One of the many things that Dads can do for their sons is point out who the assholes are. I know my Dad did. We'd get cut-off by a driver with road rage and my Dad would go, "Look at that asshole." Or we'd be at a job site and he'd point to the lazy guy sitting by the cooler and he'd say to me, "See that asshole, sitting down while everyone else is working." Or I'd hear the stories about shitty officers at the firehouse, self-serving 'assholes' who didn't care about the guys or the job, and it was all very clear. You could see the jerk, you could compare him to the others and you had a viable example of somehow or some way that you shouldn't be. And as best you could, you learned to avoid these types and not become one yourself.
Now, with the internet, texts, e-mails, tweets, Facebook posts, audio and video recordings and every other immediate thing out there, the assholes are lining up, wreaking havoc, hiding behind their curtain and are never accountable to the face or name of the person they're slamming. They line up as virtual vampire armies to weigh their 'very important' opinions and suck the life out of someone. They get all the feeling of power without ever risking looking someone in the eye and witnessing the pain they cause. No, they get to sit with their crooked spines and downcast eyes and type the thoughts that mostly would be better locked up.
I was lucky enough to be hired before computers took over the fire service. I knew who the assholes were. It didn't mean I didn't respect them, hell, sometimes I respected them more because sometimes you have to respect the assholes that tell it 'like it is,' and are not afraid to hurt your feelings. Because the next time you work with them you wanted to be able to look them in the eye and say, 'yeah, I got it.'
The fire service was clear and it was easy. I loved the directness--the black and white of it. Do this. Don't do that. Do it this way. See that guy, he's a real POS, but he is the guy you want next to you on the fire ground. And the Chief, well he was the boss and he fixed things with just a few words and he stayed out of the guys way and when he asked for something, you jumped on it.
After e-mail and the introduction of electronic communication the fire service changed. I've learned and still learn alot to this day about it, but I've settled on some personal truths.
- Firefighters (at least the ones you respect) are the types of people who like to be told, face to face what you want--what you like and what you don't like. They want to be treated like adults and spoken to face to face, even if the news is tough. I'm not sure how they do it in the private sector, but I believe we are the last breed of an older generation that values actions and handshakes, slaps on the back and an atta' boy every now and again.
- Firefighters are generally terrible writers, that's why they carry axes and not pens. With that truth established it is safe to say that most firefighters should save writing e-mails and texts for those dire circumstances when they are unavoidable.
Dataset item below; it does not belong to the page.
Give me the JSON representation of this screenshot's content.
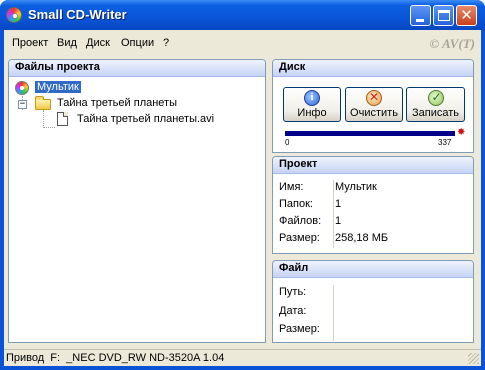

I have found the e-mail to any one person to be almost completely avoidable and after learning a few hard lessons I now only write e-mails to groups to deliver a message.
- When a firefighter receives an e-mail directed at him and only him, he automatically gets defensive. We learn early in the fire service that anything written can be used against you later. So, a seemingly innocent e-mail is often interpreted quite differently.
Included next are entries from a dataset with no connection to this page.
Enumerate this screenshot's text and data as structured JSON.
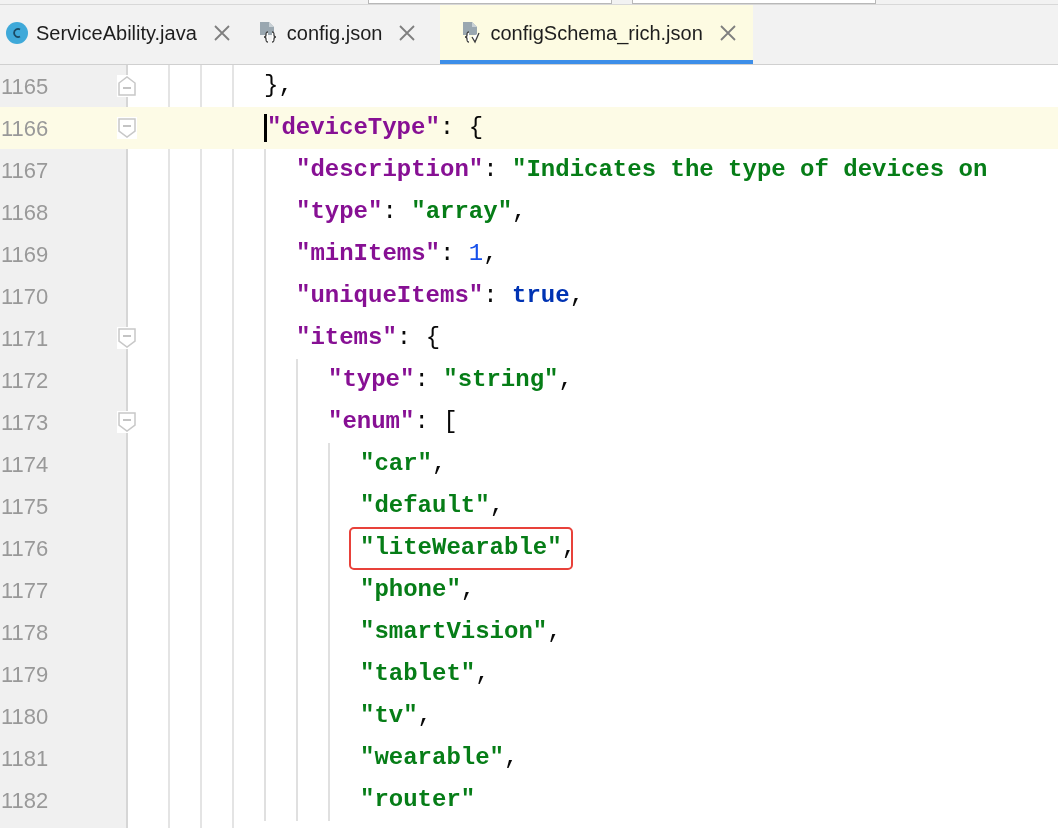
{
  "tabs": [
    {
      "label": "ServiceAbility.java",
      "selected": false
    },
    {
      "label": "config.json",
      "selected": false
    },
    {
      "label": "configSchema_rich.json",
      "selected": true
    }
  ],
  "lines": [
    {
      "number": "1165",
      "kind": "fold_end",
      "current": false,
      "tokens": [
        {
          "kind": "punct",
          "text": "},"
        }
      ]
    },
    {
      "number": "1166",
      "kind": "fold_start",
      "current": true,
      "tokens": [
        {
          "kind": "key",
          "text": "\"deviceType\""
        },
        {
          "kind": "punct",
          "text": ": {"
        }
      ],
      "children": [
        {
          "number": "1167",
          "kind": "plain",
          "current": false,
          "tokens": [
            {
              "kind": "key",
              "text": "\"description\""
            },
            {
              "kind": "punct",
              "text": ": "
            },
            {
              "kind": "string",
              "text": "\"Indicates the type of devices on"
            }
          ]
        },
        {
          "number": "1168",
          "kind": "plain",
          "current": false,
          "tokens": [
            {
              "kind": "key",
              "text": "\"type\""
            },
            {
              "kind": "punct",
              "text": ": "
            },
            {
              "kind": "string",
              "text": "\"array\""
            },
            {
              "kind": "punct",
              "text": ","
            }
          ]
        },
        {
          "number": "1169",
          "kind": "plain",
          "current": false,
          "tokens": [
            {
              "kind": "key",
              "text": "\"minItems\""
            },
            {
              "kind": "punct",
              "text": ": "
            },
            {
              "kind": "number",
              "text": "1"
            },
            {
              "kind": "punct",
              "text": ","
            }
          ]
        },
        {
          "number": "1170",
          "kind": "plain",
          "current": false,
          "tokens": [
            {
              "kind": "key",
              "text": "\"uniqueItems\""
            },
            {
              "kind": "punct",
              "text": ": "
            },
            {
              "kind": "keyword",
              "text": "true"
            },
            {
              "kind": "punct",
              "text": ","
            }
          ]
        },
        {
          "number": "1171",
          "kind": "fold_start",
          "current": false,
          "tokens": [
            {
              "kind": "key",
              "text": "\"items\""
            },
            {
              "kind": "punct",
              "text": ": {"
            }
          ],
          "children": [
            {
              "number": "1172",
              "kind": "plain",
              "current": false,
              "tokens": [
                {
                  "kind": "key",
                  "text": "\"type\""
                },
                {
                  "kind": "punct",
                  "text": ": "
                },
                {
                  "kind": "string",
                  "text": "\"string\""
                },
                {
                  "kind": "punct",
                  "text": ","
                }
              ]
            },
            {
              "number": "1173",
              "kind": "fold_start",
              "current": false,
              "tokens": [
                {
                  "kind": "key",
                  "text": "\"enum\""
                },
                {
                  "kind": "punct",
                  "text": ": ["
                }
              ],
              "children": [
                {
                  "number": "1174",
                  "kind": "plain",
                  "current": false,
                  "tokens": [
                    {
                      "kind": "string",
                      "text": "\"car\""
                    },
                    {
                      "kind": "punct",
                      "text": ","
                    }
                  ]
                },
                {
                  "number": "1175",
                  "kind": "plain",
                  "current": false,
                  "tokens": [
                    {
                      "kind": "string",
                      "text": "\"default\""
                    },
                    {
                      "kind": "punct",
                      "text": ","
                    }
                  ]
                },
                {
                  "number": "1176",
                  "kind": "plain",
                  "current": false,
                  "tokens": [
                    {
                      "kind": "string",
                      "text": "\"liteWearable\"",
                      "boxed": true
                    },
                    {
                      "kind": "punct",
                      "text": ","
                    }
                  ]
                },
                {
                  "number": "1177",
                  "kind": "plain",
                  "current": false,
                  "tokens": [
                    {
                      "kind": "string",
                      "text": "\"phone\""
                    },
                    {
                      "kind": "punct",
                      "text": ","
                    }
                  ]
                },
                {
                  "number": "1178",
                  "kind": "plain",
                  "current": false,
                  "tokens": [
                    {
                      "kind": "string",
                      "text": "\"smartVision\""
                    },
                    {
                      "kind": "punct",
                      "text": ","
                    }
                  ]
                },
                {
                  "number": "1179",
                  "kind": "plain",
                  "current": false,
                  "tokens": [
                    {
                      "kind": "string",
                      "text": "\"tablet\""
                    },
                    {
                      "kind": "punct",
                      "text": ","
                    }
                  ]
                },
                {
                  "number": "1180",
                  "kind": "plain",
                  "current": false,
                  "tokens": [
                    {
                      "kind": "string",
                      "text": "\"tv\""
                    },
                    {
                      "kind": "punct",
                      "text": ","
                    }
                  ]
                },
                {
                  "number": "1181",
                  "kind": "plain",
                  "current": false,
                  "tokens": [
                    {
                      "kind": "string",
                      "text": "\"wearable\""
                    },
                    {
                      "kind": "punct",
                      "text": ","
                    }
                  ]
                },
                {
                  "number": "1182",
                  "kind": "plain",
                  "current": false,
                  "tokens": [
                    {
                      "kind": "string",
                      "text": "\"router\""
                    }
                  ]
                }
              ]
            }
          ]
        }
      ]
    }
  ]
}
- Leadership or management by electronic communication is a fallacy, it is often a joke and it is the laziest way to lead. Furthermore, it is almost always a recipe for failure.
It is easy to get sucked into the computer. It is easy to get drawn into the black and white of numbers and so-called 'accountability tracking'. It's easy to click the mouse and pass judgement, make assumptions and learn 'everything you need to know' instantly, but you're missing so much.
The reasons for the numbers and the numbers themselves all come from people that are still out there sweating and trying their best to make it work. They're out there struggling, making the best of the situation. Get out there with them, talk to them, ride with them, empathize with them, then be tough, be a jerk, be nice, be funny. Just don't be the asshole behind the curtain with the crooked spine and the downcast eyes.
Those guys have yet to fix anything.